The Supreme Court of Canada (SCC) has dismissed an appeal in the case of a taxpayer who argued that payments of approximately $10 million he made as part of a derivatives contract were losses on account of income, rather than capital.

In an 8-1 decision released on March 13, the SCC in James S.A. MacDonald v The Queen upheld the decision made by the Federal Court of Appeal (FCA) that the derivatives contract in question constituted a hedge, and not a speculative transaction as argued by the taxpayer. The FCA ruling overturned a Tax Court of Canada (TCC) decision that found in favour of MacDonald.

MacDonald, the former head of mergers and acquisitions at McLeod Young Weir, became the owner of 183,333 shares of the Bank of Nova Scotia (BNS) when the bank acquired the brokerage in 1988. MacDonald served as an executive at the bank until March 1997, at which time he left the company.

Shortly thereafter, Toronto-Dominion Bank offered MacDonald a credit facility for up to $10.5 million with the BNS shares pledged as partial security. Later, MacDonald entered into a forward contract with a TD subsidiary with 165,000 BNS shares as reference assets. The forward contract was cash settled and structured so that MacDonald would make money if the BNS shares decreased in price.

During the life of the contract, which terminated in March 2006, the price of BNS shares increased and MacDonald made cash settlement payments totalling about $10 million in respect of the derivatives contract.

On his 2004, 2005 and 2006 tax returns, MacDonald characterized the cash settlement payments as income losses deductible against income from other sources, taking the position that the forward contract represented speculation, and not a hedge. The CRA reassessed MacDonald and characterized the payment as capital losses on the basis that the forward contract was a hedge of the BNS shares MacDonald held on account of capital. Capital losses can only be deducted against capital gains.

MacDonald filed notices of objection and appealed the reassessments to the TCC, which found in favour of the taxpayer, holding that MacDonald’s intention in entering into the contract was speculation, and that there was no link between the contract and the shares.

The FCA allowed the Crown’s appeal, finding that intention is not a “condition precedent” to hedging: a contract is a hedge if the party who agrees to the contract owns assets exposed to market fluctuations, the contract mitigates the risk and the party understands the contract’s nature.

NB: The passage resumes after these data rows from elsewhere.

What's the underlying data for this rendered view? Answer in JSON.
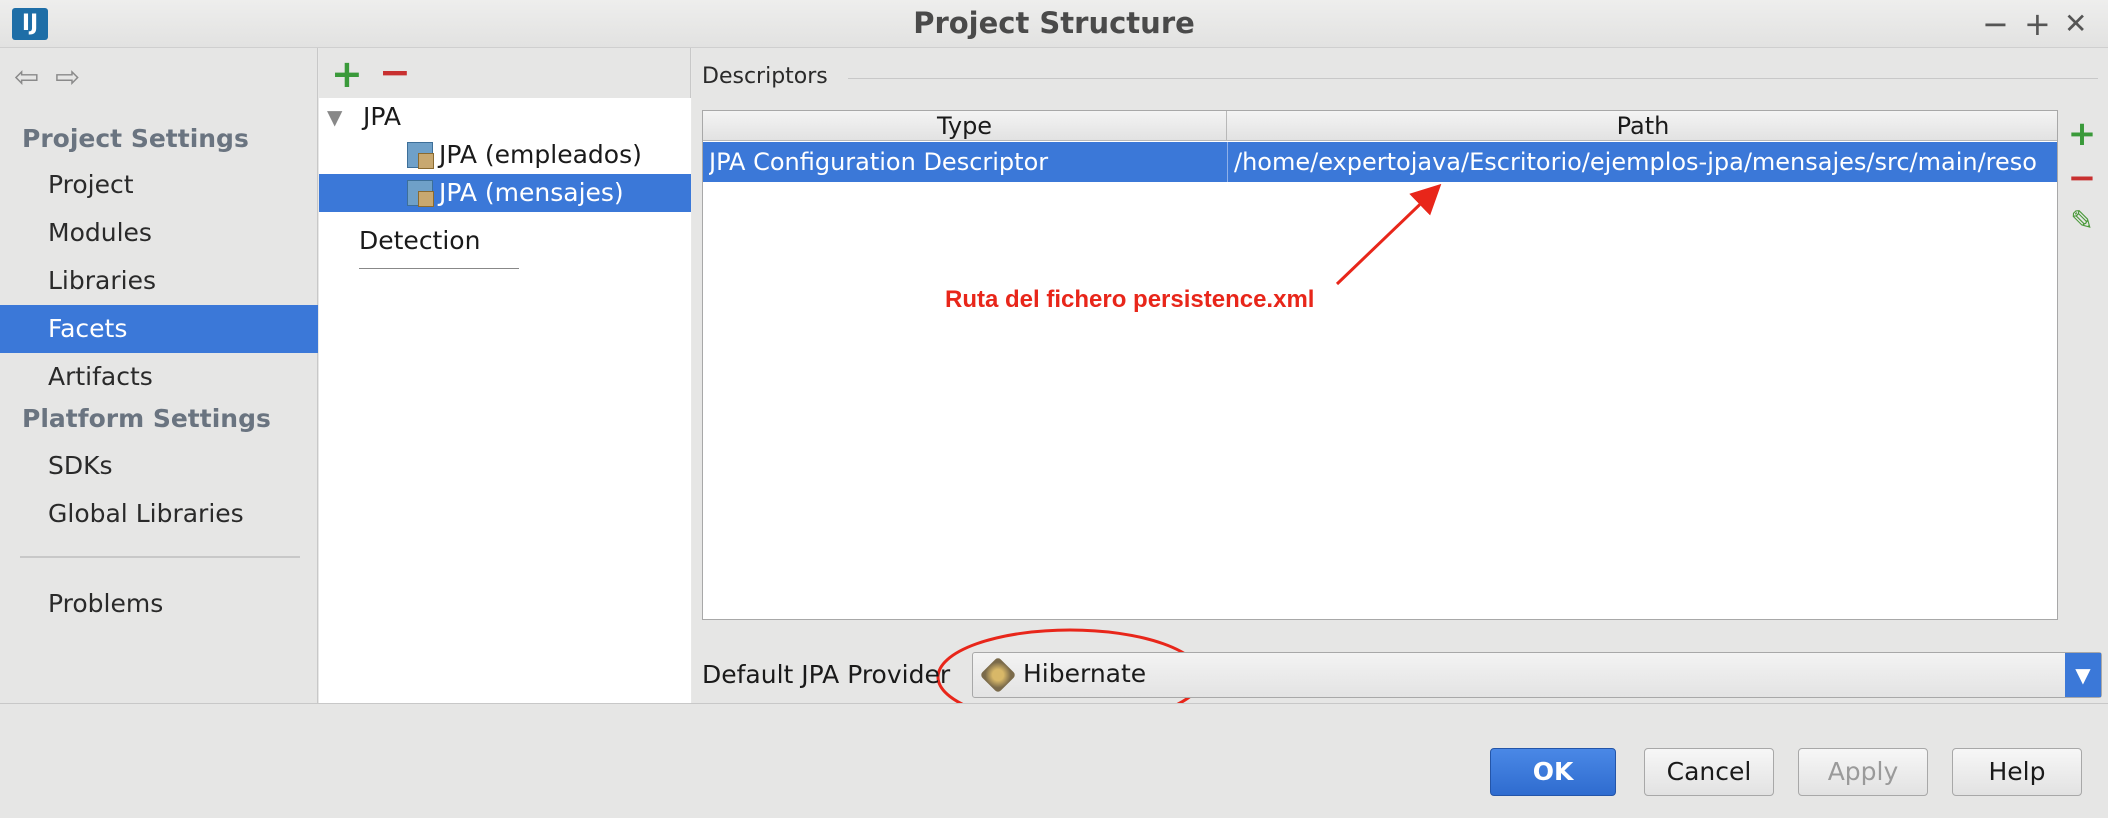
{
  "window": {
    "title": "Project Structure",
    "logo": "IJ",
    "minimize": "−",
    "maximize": "+",
    "close": "✕"
  },
  "nav": {
    "back": "⇦",
    "forward": "⇨",
    "project_settings_heading": "Project Settings",
    "project_items": [
      "Project",
      "Modules",
      "Libraries",
      "Facets",
      "Artifacts"
    ],
    "platform_settings_heading": "Platform Settings",
    "platform_items": [
      "SDKs",
      "Global Libraries"
    ],
    "problems": "Problems",
    "selected": "Facets"
  },
  "tree": {
    "add": "+",
    "remove": "−",
    "root": "JPA",
    "children": [
      "JPA (empleados)",
      "JPA (mensajes)"
    ],
    "selected": "JPA (mensajes)",
    "detection": "Detection"
  },
  "descriptors": {
    "label": "Descriptors",
    "columns": [
      "Type",
      "Path"
    ],
    "rows": [
      {
        "type": "JPA Configuration Descriptor",
        "path": "/home/expertojava/Escritorio/ejemplos-jpa/mensajes/src/main/reso"
      }
    ],
    "tools": {
      "add": "+",
      "remove": "−",
      "edit": "✎"
    }
  },
  "annotation": {
    "text": "Ruta del fichero persistence.xml",
    "color": "#e8261a"
  },
  "provider": {
    "label": "Default JPA Provider",
    "value": "Hibernate"
  },
  "buttons": {
    "ok": "OK",
    "cancel": "Cancel",
    "apply": "Apply",
    "help": "Help"
  },
  "colors": {
    "selection": "#3b78d8",
    "add_green": "#3a9a3a",
    "remove_red": "#c83030"
  }
}
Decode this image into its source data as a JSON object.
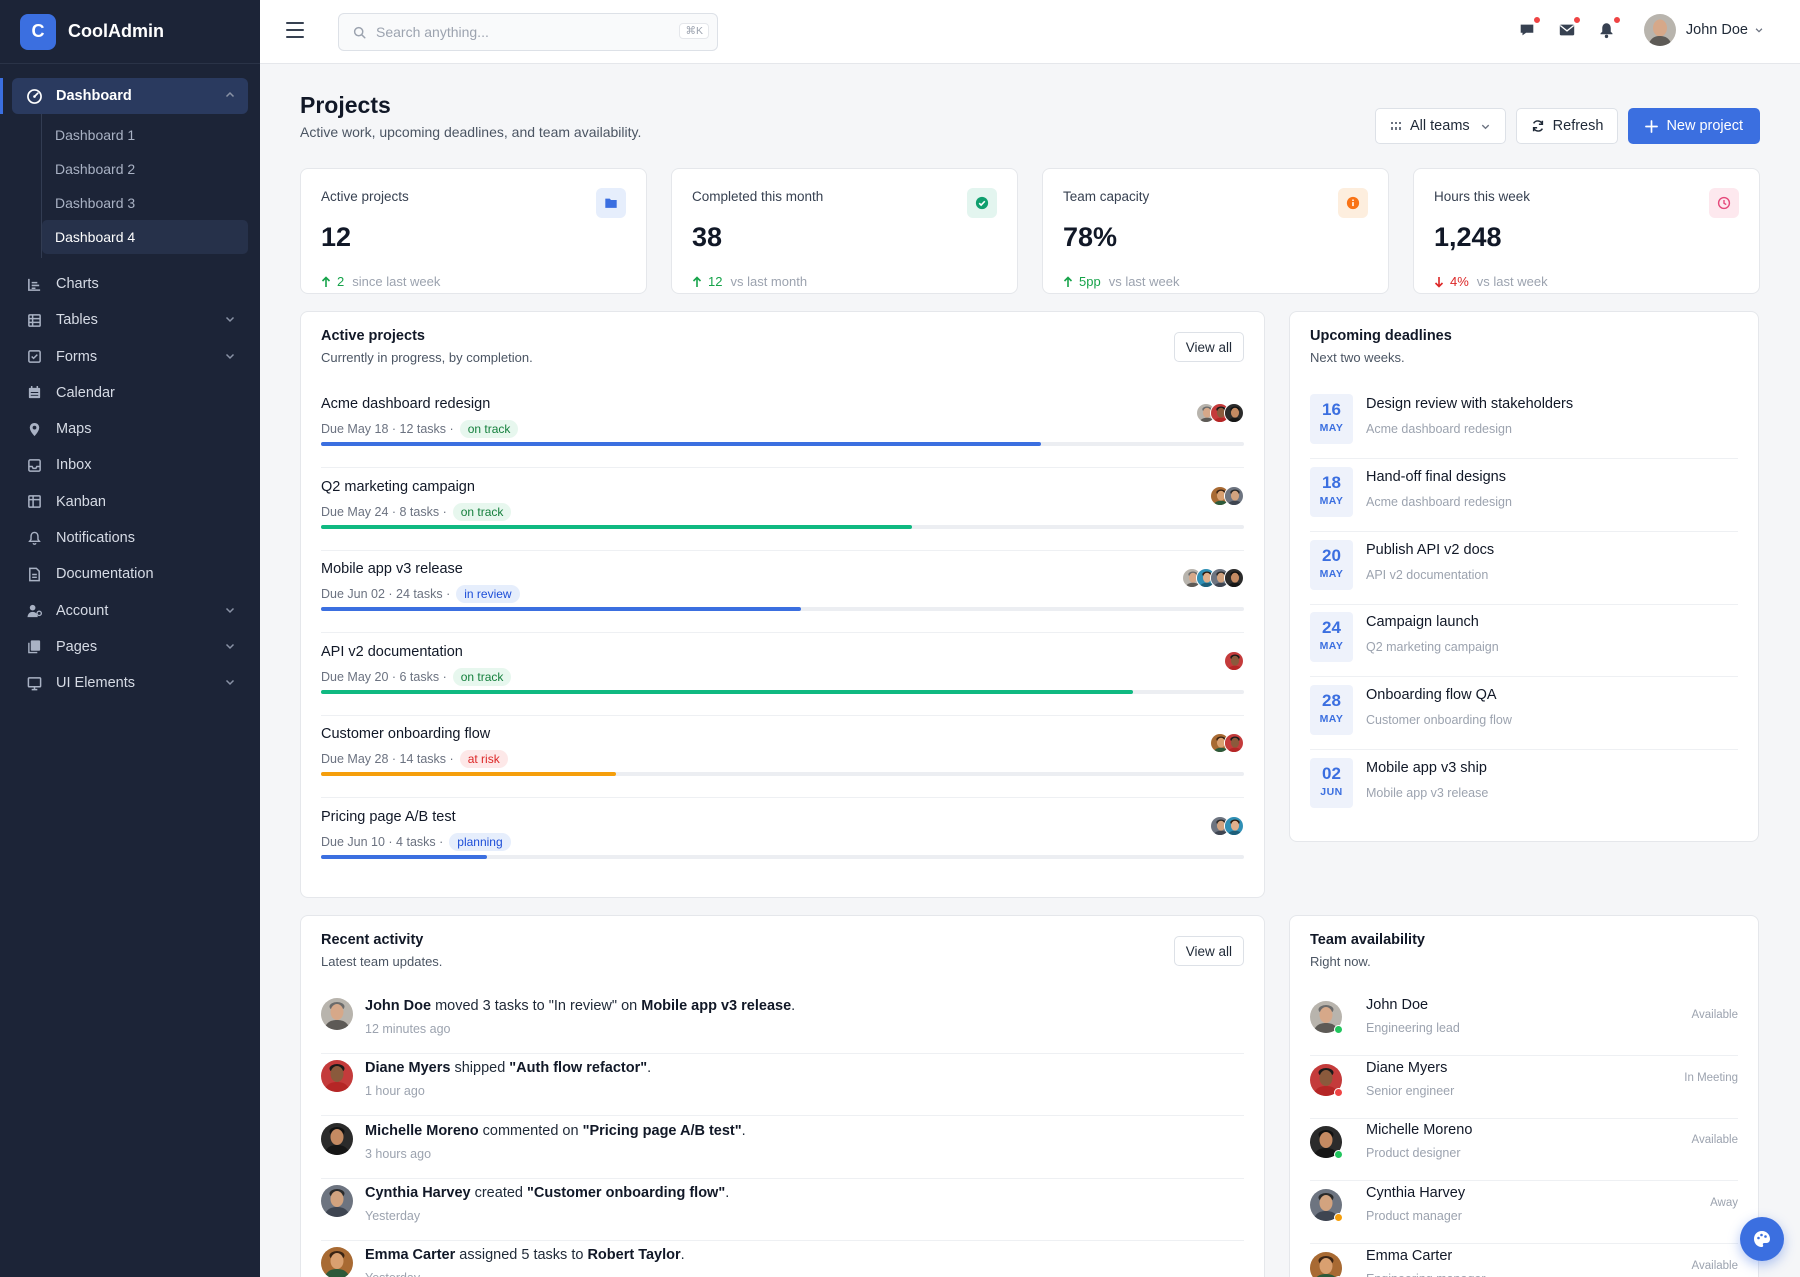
{
  "brand": {
    "letter": "C",
    "name": "CoolAdmin"
  },
  "sidebar": {
    "dashboard_label": "Dashboard",
    "sub_items": [
      "Dashboard 1",
      "Dashboard 2",
      "Dashboard 3",
      "Dashboard 4"
    ],
    "items": [
      {
        "label": "Charts",
        "icon": "chart-icon"
      },
      {
        "label": "Tables",
        "icon": "table-icon"
      },
      {
        "label": "Forms",
        "icon": "form-icon"
      },
      {
        "label": "Calendar",
        "icon": "calendar-icon"
      },
      {
        "label": "Maps",
        "icon": "map-pin-icon"
      },
      {
        "label": "Inbox",
        "icon": "inbox-icon"
      },
      {
        "label": "Kanban",
        "icon": "kanban-icon"
      },
      {
        "label": "Notifications",
        "icon": "bell-icon"
      },
      {
        "label": "Documentation",
        "icon": "document-icon"
      },
      {
        "label": "Account",
        "icon": "user-icon"
      },
      {
        "label": "Pages",
        "icon": "pages-icon"
      },
      {
        "label": "UI Elements",
        "icon": "monitor-icon"
      }
    ]
  },
  "topbar": {
    "search_placeholder": "Search anything...",
    "search_shortcut": "⌘K",
    "user_name": "John Doe"
  },
  "page": {
    "title": "Projects",
    "subtitle": "Active work, upcoming deadlines, and team availability.",
    "filter_label": "All teams",
    "refresh_label": "Refresh",
    "new_label": "New project"
  },
  "stats": [
    {
      "label": "Active projects",
      "value": "12",
      "delta": "2",
      "note": "since last week",
      "dir": "up",
      "icon": "folder-icon",
      "icon_bg": "#e6eefc",
      "icon_color": "#3b6fe0"
    },
    {
      "label": "Completed this month",
      "value": "38",
      "delta": "12",
      "note": "vs last month",
      "dir": "up",
      "icon": "check-circle-icon",
      "icon_bg": "#e3f5ef",
      "icon_color": "#0f9f6e"
    },
    {
      "label": "Team capacity",
      "value": "78%",
      "delta": "5pp",
      "note": "vs last week",
      "dir": "up",
      "icon": "info-icon",
      "icon_bg": "#fdeede",
      "icon_color": "#f97316"
    },
    {
      "label": "Hours this week",
      "value": "1,248",
      "delta": "4%",
      "note": "vs last week",
      "dir": "down",
      "icon": "clock-icon",
      "icon_bg": "#fde8ee",
      "icon_color": "#e5487a"
    }
  ],
  "active_projects": {
    "title": "Active projects",
    "subtitle": "Currently in progress, by completion.",
    "view_all": "View all",
    "items": [
      {
        "name": "Acme dashboard redesign",
        "meta": "Due May 18 · 12 tasks ·",
        "tag": "on track",
        "tag_class": "on-track",
        "progress": 0.78,
        "color": "#3b6fe0",
        "avatars": 3
      },
      {
        "name": "Q2 marketing campaign",
        "meta": "Due May 24 · 8 tasks ·",
        "tag": "on track",
        "tag_class": "on-track",
        "progress": 0.64,
        "color": "#10b981",
        "avatars": 2
      },
      {
        "name": "Mobile app v3 release",
        "meta": "Due Jun 02 · 24 tasks ·",
        "tag": "in review",
        "tag_class": "in-review",
        "progress": 0.52,
        "color": "#3b6fe0",
        "avatars": 4
      },
      {
        "name": "API v2 documentation",
        "meta": "Due May 20 · 6 tasks ·",
        "tag": "on track",
        "tag_class": "on-track",
        "progress": 0.88,
        "color": "#10b981",
        "avatars": 1
      },
      {
        "name": "Customer onboarding flow",
        "meta": "Due May 28 · 14 tasks ·",
        "tag": "at risk",
        "tag_class": "at-risk",
        "progress": 0.32,
        "color": "#f59e0b",
        "avatars": 2
      },
      {
        "name": "Pricing page A/B test",
        "meta": "Due Jun 10 · 4 tasks ·",
        "tag": "planning",
        "tag_class": "planning",
        "progress": 0.18,
        "color": "#3b6fe0",
        "avatars": 2
      }
    ]
  },
  "deadlines": {
    "title": "Upcoming deadlines",
    "subtitle": "Next two weeks.",
    "items": [
      {
        "day": "16",
        "mon": "MAY",
        "title": "Design review with stakeholders",
        "project": "Acme dashboard redesign"
      },
      {
        "day": "18",
        "mon": "MAY",
        "title": "Hand-off final designs",
        "project": "Acme dashboard redesign"
      },
      {
        "day": "20",
        "mon": "MAY",
        "title": "Publish API v2 docs",
        "project": "API v2 documentation"
      },
      {
        "day": "24",
        "mon": "MAY",
        "title": "Campaign launch",
        "project": "Q2 marketing campaign"
      },
      {
        "day": "28",
        "mon": "MAY",
        "title": "Onboarding flow QA",
        "project": "Customer onboarding flow"
      },
      {
        "day": "02",
        "mon": "JUN",
        "title": "Mobile app v3 ship",
        "project": "Mobile app v3 release"
      }
    ]
  },
  "activity": {
    "title": "Recent activity",
    "subtitle": "Latest team updates.",
    "view_all": "View all",
    "items": [
      {
        "who": "John Doe",
        "mid": " moved 3 tasks to \"In review\" on ",
        "obj": "Mobile app v3 release",
        "end": ".",
        "time": "12 minutes ago"
      },
      {
        "who": "Diane Myers",
        "mid": " shipped ",
        "obj": "\"Auth flow refactor\"",
        "end": ".",
        "time": "1 hour ago"
      },
      {
        "who": "Michelle Moreno",
        "mid": " commented on ",
        "obj": "\"Pricing page A/B test\"",
        "end": ".",
        "time": "3 hours ago"
      },
      {
        "who": "Cynthia Harvey",
        "mid": " created ",
        "obj": "\"Customer onboarding flow\"",
        "end": ".",
        "time": "Yesterday"
      },
      {
        "who": "Emma Carter",
        "mid": " assigned 5 tasks to ",
        "obj": "Robert Taylor",
        "end": ".",
        "time": "Yesterday"
      }
    ]
  },
  "team": {
    "title": "Team availability",
    "subtitle": "Right now.",
    "items": [
      {
        "name": "John Doe",
        "role": "Engineering lead",
        "state": "Available",
        "status_color": "#22c55e"
      },
      {
        "name": "Diane Myers",
        "role": "Senior engineer",
        "state": "In Meeting",
        "status_color": "#ef4444"
      },
      {
        "name": "Michelle Moreno",
        "role": "Product designer",
        "state": "Available",
        "status_color": "#22c55e"
      },
      {
        "name": "Cynthia Harvey",
        "role": "Product manager",
        "state": "Away",
        "status_color": "#f59e0b"
      },
      {
        "name": "Emma Carter",
        "role": "Engineering manager",
        "state": "Available",
        "status_color": "#22c55e"
      }
    ]
  }
}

Justice Rosalie Abella, writing for the majority in the SCC decision, found that “this arrangement reveals the necessary linkage between Mr. MacDonald’s Bank of Nova Scotia shares and the forward contract to indicate a hedging purpose. The fact that Mr. MacDonald did not sell his Bank of Nova Scotia shares immediately to offset his losses under the forward contract does not sever this connection.” She went on to add that “Mr. MacDonald’s ex-post facto testimony regarding his intentions cannot overwhelm the manifestations of a different purpose objectively ascertainable from the record.”

A PricewaterhouseCoopers CanadaTax Insights analysis of the decision says that determining whether a derivative contract is a hedge has been a “longstanding taxpayer concern,” because case law sometimes conflicts with CRA guidance. The SCC ruling provided clarity on the issue.

“In MacDonald, the SCC confirmed many of the guiding principles developed through previous jurisprudence and that were relied on by the FCA to determine what constitutes a hedge for tax purposes,” the PwC report says.

However, the reports goes on to say that the decision presents “an opportunity to start discussions with the CRA to re-establish some clear guiding principles on how to determine the character of gains and losses from derivative transactions; and eliminate the uncertainty that currently exists.”